Iran's man in Damascus, Syrian President Bashar Assad, has just had the best week of his career as dictator. Everywhere he cast his gaze, he was greeted by massive victories.
Most were courtesy of Prime Minister Ehud Olmert and his colleagues in Kadima, the Labor Party and Shas.
On the morning of May 19, it was already clear that the sun was shining on Damascus when Israeli Vice Premier Haim Ramon acknowledged that in direct contravention of the government's own binding decision, the government is conducting negotiations with Iran's Palestinian proxy, Hamas.
The day after Ramon's announcement, Defense Minister Ehud Barak went down to Egypt to conclude a cease-fire agreement with Hamas through the group's Arab sponsor — Egyptian dictator Hosni Mubarak. The terms of the accord require Israel to stop fighting Hamas. Hamas has pledged to decrease the number of rockets, missiles and mortars it shoots at Sederot, Ashkelon and surrounding communities. During its bombing hiatus, Hamas will build its army, and bring in even more weapons and fighters from Iran through Egypt.
Since Israel has now accepted Hamas as a legitimate force, it will have no call for arguing against Fatah doing the same. Hamas will maintain its military control over Gaza, and then expand its control over Judea and Samaria.
Things got even better for Damascus on Wednesday. On that day, Syria regained effective control over Lebanon and was restored to its position of honor in the Arab world.
Syria's road to Beirut was paved by the Lebanese government's official surrender of power to Hezbollah. In the so-called "agreement," Lebanese Prime Minister Fuad Saniora ceded control over the Lebanese government to Hezbollah, which now has a Cabinet majority. Hezbollah has acted as Damascus's chief defender in Lebanon since the now defeated democracy movement forced Syrian troops out of the country in March 2005 after Damascus masterminded the assassination of former Prime Minister Rafik Hariri.
Just as the Lebanese government was signing its unconditional surrender to Hezbollah, Prime Minister Ehud Olmert's office released word that Israel is negotiating the surrender of the Golan Heights to Syria through Turkish mediators.
Members of Assad's ruling clique bragged that Israel's acceptance of Assad as a legitimate negotiating partner makes it impossible for the Sunni Arab states and America to boycott Damascus.
The argument for moving ahead with this idea in recent years has been that by offering the Golan Heights to Syria, Israel will pull Syria out of Iran's sphere of influence. Opponents of negotiations such as Mossad chief Meir Dagan have argued that such negotiations will have just the opposite effect.By negotiating with Syria while it is firmly entrenched in the Iranian axis, Israel has not moderated the regime. It has legitimized Syria's presence in the Iranian axis.

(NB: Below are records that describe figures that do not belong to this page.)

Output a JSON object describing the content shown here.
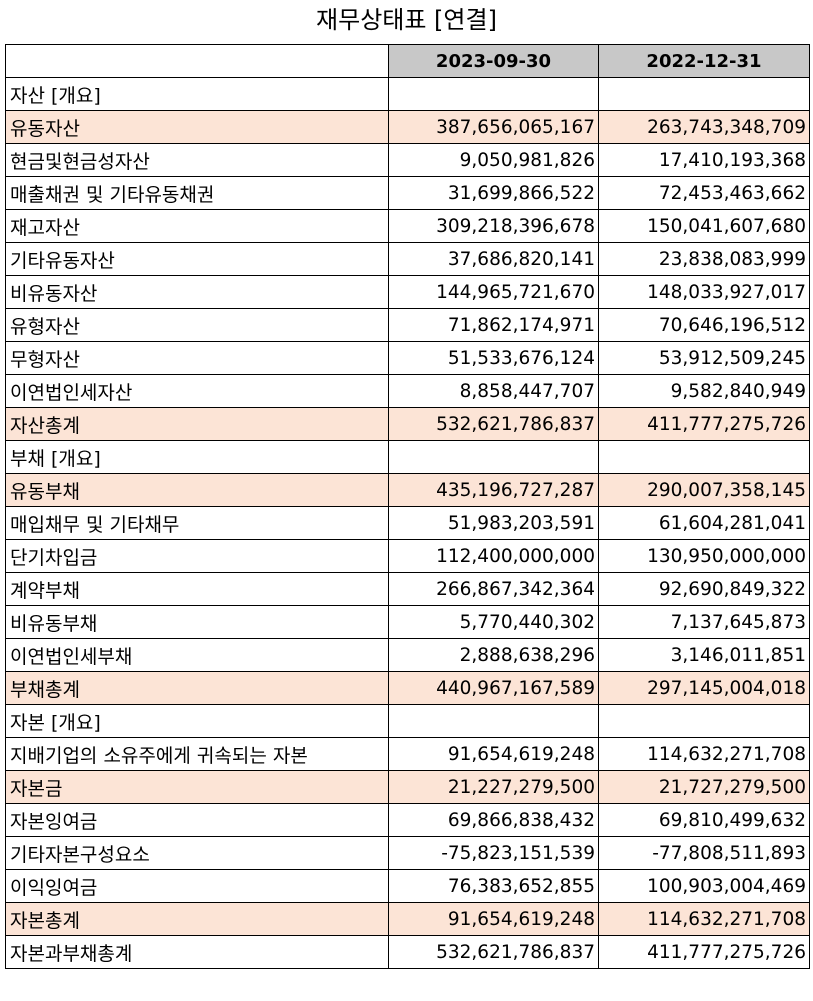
{
  "title": "재무상태표 [연결]",
  "columns": [
    "2023-09-30",
    "2022-12-31"
  ],
  "rows": [
    {
      "label": "자산 [개요]",
      "indent": 0,
      "highlight": false,
      "v1": "",
      "v2": ""
    },
    {
      "label": "유동자산",
      "indent": 1,
      "highlight": true,
      "v1": "387,656,065,167",
      "v2": "263,743,348,709"
    },
    {
      "label": "현금및현금성자산",
      "indent": 2,
      "highlight": false,
      "v1": "9,050,981,826",
      "v2": "17,410,193,368"
    },
    {
      "label": "매출채권 및 기타유동채권",
      "indent": 2,
      "highlight": false,
      "v1": "31,699,866,522",
      "v2": "72,453,463,662"
    },
    {
      "label": "재고자산",
      "indent": 2,
      "highlight": false,
      "v1": "309,218,396,678",
      "v2": "150,041,607,680"
    },
    {
      "label": "기타유동자산",
      "indent": 2,
      "highlight": false,
      "v1": "37,686,820,141",
      "v2": "23,838,083,999"
    },
    {
      "label": "비유동자산",
      "indent": 1,
      "highlight": false,
      "v1": "144,965,721,670",
      "v2": "148,033,927,017"
    },
    {
      "label": "유형자산",
      "indent": 2,
      "highlight": false,
      "v1": "71,862,174,971",
      "v2": "70,646,196,512"
    },
    {
      "label": "무형자산",
      "indent": 2,
      "highlight": false,
      "v1": "51,533,676,124",
      "v2": "53,912,509,245"
    },
    {
      "label": "이연법인세자산",
      "indent": 2,
      "highlight": false,
      "v1": "8,858,447,707",
      "v2": "9,582,840,949"
    },
    {
      "label": "자산총계",
      "indent": 1,
      "highlight": true,
      "v1": "532,621,786,837",
      "v2": "411,777,275,726"
    },
    {
      "label": "부채 [개요]",
      "indent": 0,
      "highlight": false,
      "v1": "",
      "v2": ""
    },
    {
      "label": "유동부채",
      "indent": 1,
      "highlight": true,
      "v1": "435,196,727,287",
      "v2": "290,007,358,145"
    },
    {
      "label": "매입채무 및 기타채무",
      "indent": 2,
      "highlight": false,
      "v1": "51,983,203,591",
      "v2": "61,604,281,041"
    },
    {
      "label": "단기차입금",
      "indent": 2,
      "highlight": false,
      "v1": "112,400,000,000",
      "v2": "130,950,000,000"
    },
    {
      "label": "계약부채",
      "indent": 2,
      "highlight": false,
      "v1": "266,867,342,364",
      "v2": "92,690,849,322"
    },
    {
      "label": "비유동부채",
      "indent": 1,
      "highlight": false,
      "v1": "5,770,440,302",
      "v2": "7,137,645,873"
    },
    {
      "label": "이연법인세부채",
      "indent": 2,
      "highlight": false,
      "v1": "2,888,638,296",
      "v2": "3,146,011,851"
    },
    {
      "label": "부채총계",
      "indent": 1,
      "highlight": true,
      "v1": "440,967,167,589",
      "v2": "297,145,004,018"
    },
    {
      "label": "자본 [개요]",
      "indent": 0,
      "highlight": false,
      "v1": "",
      "v2": ""
    },
    {
      "label": "지배기업의 소유주에게 귀속되는 자본",
      "indent": 1,
      "highlight": false,
      "v1": "91,654,619,248",
      "v2": "114,632,271,708"
    },
    {
      "label": "자본금",
      "indent": 2,
      "highlight": true,
      "v1": "21,227,279,500",
      "v2": "21,727,279,500"
    },
    {
      "label": "자본잉여금",
      "indent": 2,
      "highlight": false,
      "v1": "69,866,838,432",
      "v2": "69,810,499,632"
    },
    {
      "label": "기타자본구성요소",
      "indent": 2,
      "highlight": false,
      "v1": "-75,823,151,539",
      "v2": "-77,808,511,893"
    },
    {
      "label": "이익잉여금",
      "indent": 2,
      "highlight": false,
      "v1": "76,383,652,855",
      "v2": "100,903,004,469"
    },
    {
      "label": "자본총계",
      "indent": 1,
      "highlight": true,
      "v1": "91,654,619,248",
      "v2": "114,632,271,708"
    },
    {
      "label": "자본과부채총계",
      "indent": 0,
      "highlight": false,
      "v1": "532,621,786,837",
      "v2": "411,777,275,726"
    }
  ]
}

In Israel, news of Olmert's embrace of Syria was greeted with derision by the public. According to a Channel 2 poll conducted after Olmert's office announced its negotiations with Syria, 70 percent of Israelis oppose surrendering the Golan to Syria in exchange for peace. Some 58 percent believe that Olmert is only conducting negotiations to divert the public's attention away from the latest corruption probe being carried out against him.
It is deeply frustrating that Olmert — who led Israel to defeat in war in 2006 at the hands of Hezbollah; who has allowed southern Israel to become a free fire zone for Hamas; who is under five separate criminal investigations for financial corruption and influence-peddling; and who is conducting talks with Fatah toward the surrender of Judea, Samaria and Jerusalem — is now is pushing an Israeli surrender of the Golan Heights to Syria.
All the more depressing is the fact that he's getting away with it!
Olmert's announcement of his talks with Syria, synchronized with the release of new details of his alleged criminal activities, made reporters snort. The opportunism was too blatant to ignore. And yet, the Israeli left defends him because he's doing what they want him to do.
Shas, the religious party that could bring down Olmert's coalition, isn't going anywhere either. Olmert makes sure of that by keeping the flow of patronage dollars to Shas institutions.
So Olmert and his associates remain in power, and all of Israel suffers. But at least Syria's happy.
Caroline Glick is a Jerusalem-based columnist.